Мы быстро съедали картошку, и я оставался голодным.

Мне было двадцать лет, и я приехал из города к матери с двумя приятелями. И мать, желая похвастать собой перед парнями, приготовила картофельное пюре, котлеты, суп, кашу. Володя Костюченко ел и говорил мне:

– Ну, и мать у тебя. Повезло…Если бы так готовили в нашей заводской столовой.

Я не сказал ему, что до девятнадцати лет я питался хлебом, маргарином и молоком.

Примерно, два – три раза в год мать готовила пелемени и один раз – блины.

Так как я ел очень быстро, то мать купила мне чашку. Все остальные питались из большой чашки. Они ели медленно. А я торопливо глотал пелемени, задыхался и выскакивал во двор в одних трусах, глотал снег и стоял на снегу босыми ногами, чтобы охладить себя. Но пелеменей было мало – одна чашка, и я оставался голодным.

Однажды Сашка Деев подбежал к моему брату на улице и завопил, чтобы все слышали, потому что с ним никто из детей не играл:

– Братка, здорово!

– Какой я тебе брат? Пошёл отсюда! – свирепо крикнул в ответ Колька и, размахнувшись, ударил Сашку в грудь.

Сашка попятился, и у него на лице появилась плачущая гримаса.

Первого сентября мать дала Кольке горшок с цветком, и брат пошёл по улице. А мы смотрели на него из-за забора.

Мать уже кричала всюду на улице, у магазина, что её Колька «вумный, начальником будет!»

Да, брат был умный, осторожный и расчётливый. Умел «ставить» себя среди товарищей. Он всегда молчал дома, вёл себя тихо, не играл. И мать говорила мне:

– Видишь, какой Коля вумный мальчик? Его не видно и не слышно. Только ты орёшь. Прям уши лопаются от твоего крика.

Сашка Иванов, сын служащего дяди Ильи попытался посмеяться над Колькой. Брат повалил Сашку на землю и, лёжа на нём, бил кулаком по его лицу, как наша мать била Матвея. Тётя Зина, мать Сашки, с палкой гонялась за братом, крича:

– Я тебя, паскуда, в тюрьме сгною!

Все мальчики улицы немедленно подчинились воле брата.

Вероятно, через месяц учительница вызвала нашу мать в школу. Здание школы было чёрным, мрачным и страшным. Я задрожал от ужаса, когда увидел школу, потому что мать часто меня пугала:

– Вот пойдёшь в школу, там тебя учителка бить будет.

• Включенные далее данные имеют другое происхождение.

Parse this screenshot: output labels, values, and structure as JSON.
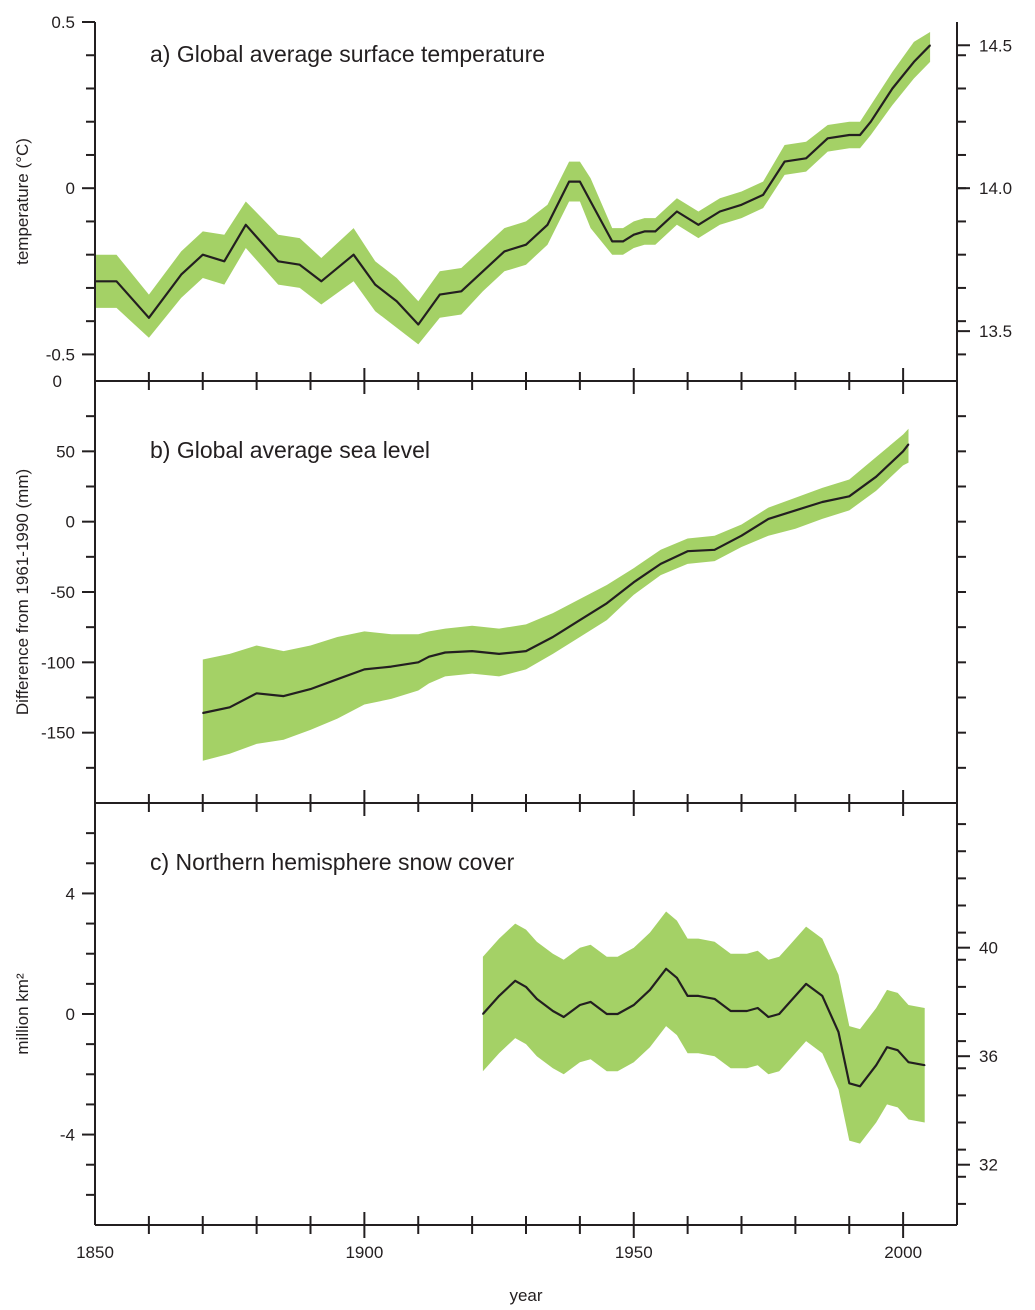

Я смотрел через приоткрытую дверь, как мать сидела за одной партой с Колькой. А сразу после звонка, в присутствии учительницы мать начала хлестать Кольку ладонями, с надрывом в голосе крича:

– Что ж ты, падла, не учишься?!!

И плакала, идя домой и утирая красный нос концом головного платка. А дома она скрутила полотенце и приказала Кольке «делать уроки». Он сел за стол, раскрыл букварь. Мать стояла с правой стороны с полотенцем в руке и следила за его глазами.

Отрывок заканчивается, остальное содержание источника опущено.